Un décryptage des ordonnances N°1387 et 1389 relatives aux relations individuelles de travail est présenté ci-après :

1. Rupture du contrat de travail

Règles de procédure et de motivation du licenciement

Les règles de licenciement sont réformées pour que les vices de formes ne l’emportent plus sur le fond. Une erreur de forme pourra toujours être sanctionnée par une indemnité versée au salarié, laquelle pourra atteindre jusqu'à un mois de salaire, mais une telle erreur n'empêchera pas l'examen du fond du dossier comme aujourd’hui. Le non-respect de la procédure d’entretien préalable au licenciement ou d’une procédure conventionnelle ou en cas de méconnaissance du délai de transmission au salarié de son contrat à durée déterminée ou de son contrat de travail temporaire constituera également une irrégularité justifiant l’octroi d’une indemnité égale à un mois de salaire maximum.

Un modèle-type de lettre de notification du licenciement en cas de licenciement pour motif personnel ou économique sera établi par décret Ce formulaire, facultatif, permettra d'éviter les erreurs de procédure portant atteinte aux droits des salariés et pouvant entraîner la condamnation de l'employeur, notamment d'une petite entreprise, aux prud'hommes alors même qu'il est de bonne foi. La motivation de la lettre de licenciement pourra être complétée après sa notification, soit à l’initiative de l’employeur, soit à la demande du salarié. Un décret fixera les conditions d’application de cette procédure.  Si le salarié n’a pas demandé la motivation de son licenciement celui-ci ne pourra pas être jugé dépourvu de cause réelle et sérieuse en raison d’une insuffisance de motivation. Dans ce cas, seule une indemnité pour irrégularité de procédure égale à un mois de salaire maximum pourra être obtenue.
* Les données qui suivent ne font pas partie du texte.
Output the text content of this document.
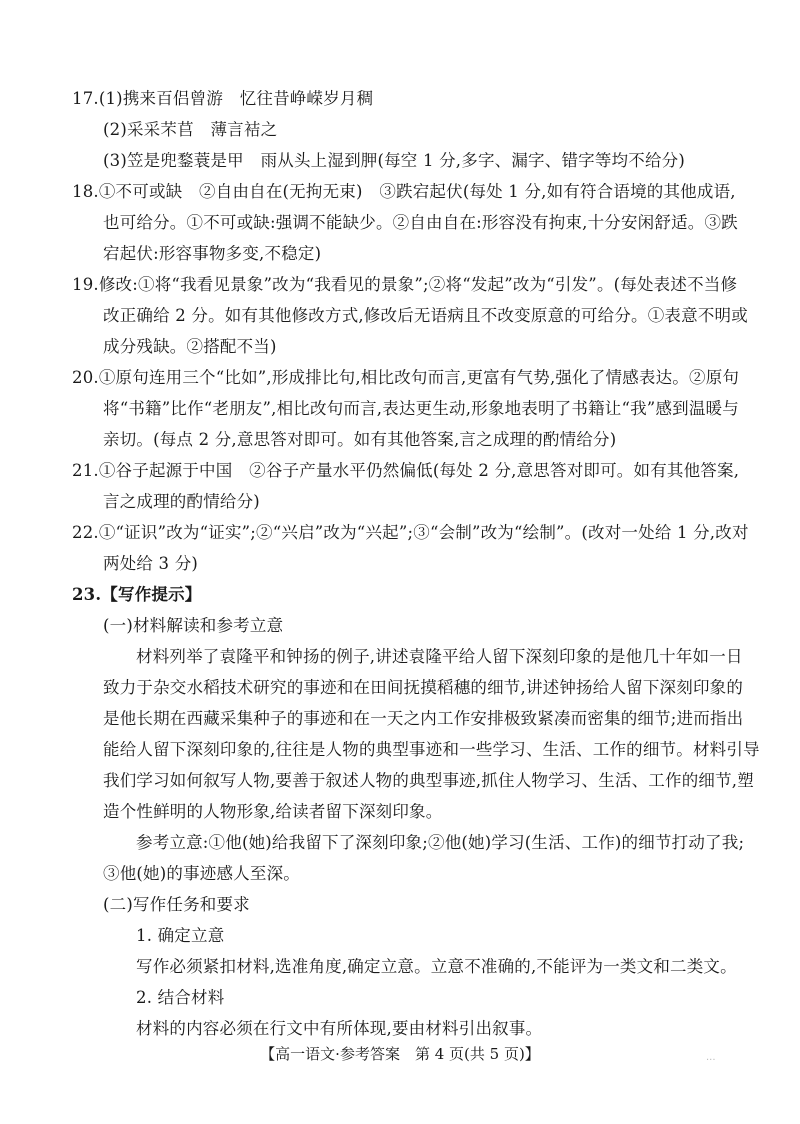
17.(1)携来百侣曾游　忆往昔峥嵘岁月稠
(2)采采芣苢　薄言袺之
(3)笠是兜鍪蓑是甲　雨从头上湿到胛(每空 1 分,多字、漏字、错字等均不给分)
18.①不可或缺　②自由自在(无拘无束)　③跌宕起伏(每处 1 分,如有符合语境的其他成语,
也可给分。①不可或缺:强调不能缺少。②自由自在:形容没有拘束,十分安闲舒适。③跌
宕起伏:形容事物多变,不稳定)
19.修改:①将“我看见景象”改为“我看见的景象”;②将“发起”改为“引发”。(每处表述不当修
改正确给 2 分。如有其他修改方式,修改后无语病且不改变原意的可给分。①表意不明或
成分残缺。②搭配不当)
20.①原句连用三个“比如”,形成排比句,相比改句而言,更富有气势,强化了情感表达。②原句
将“书籍”比作“老朋友”,相比改句而言,表达更生动,形象地表明了书籍让“我”感到温暖与
亲切。(每点 2 分,意思答对即可。如有其他答案,言之成理的酌情给分)
21.①谷子起源于中国　②谷子产量水平仍然偏低(每处 2 分,意思答对即可。如有其他答案,
言之成理的酌情给分)
22.①“证识”改为“证实”;②“兴启”改为“兴起”;③“会制”改为“绘制”。(改对一处给 1 分,改对
两处给 3 分)
23.【写作提示】
(一)材料解读和参考立意
材料列举了袁隆平和钟扬的例子,讲述袁隆平给人留下深刻印象的是他几十年如一日
致力于杂交水稻技术研究的事迹和在田间抚摸稻穗的细节,讲述钟扬给人留下深刻印象的
是他长期在西藏采集种子的事迹和在一天之内工作安排极致紧凑而密集的细节;进而指出
能给人留下深刻印象的,往往是人物的典型事迹和一些学习、生活、工作的细节。材料引导
我们学习如何叙写人物,要善于叙述人物的典型事迹,抓住人物学习、生活、工作的细节,塑
造个性鲜明的人物形象,给读者留下深刻印象。
参考立意:①他(她)给我留下了深刻印象;②他(她)学习(生活、工作)的细节打动了我;
③他(她)的事迹感人至深。
(二)写作任务和要求
1. 确定立意
写作必须紧扣材料,选准角度,确定立意。立意不准确的,不能评为一类文和二类文。
2. 结合材料
材料的内容必须在行文中有所体现,要由材料引出叙事。
【高一语文·参考答案　第 4 页(共 5 页)】	...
Le non-respect de la procédure d’entretien préalable au licenciement ou d’une procédure conventionnelle ou en cas de méconnaissance du délai de transmission au salarié de son contrat à durée déterminée ou de son contrat de travail temporaire constituera une irrégularité justifiant l’octroi d’une indemnité égale à un mois de salaire maximum.

Règles spécifiques aux licenciements économiques

Le périmètre d’appréciation de la cause économique de licenciement est limité au territoire national et non plus au groupe international sauf fraude et les notions de groupe et de secteur d’activité dans lesquels s’apprécient ces difficultés sont les critères établis par la jurisprudence. Le secteur d'activité se caractérise ainsi notamment par la nature des produits biens ou services délivrés, la clientèle ciblée, les réseaux et modes de distribution mis en œuvre sur un même marché.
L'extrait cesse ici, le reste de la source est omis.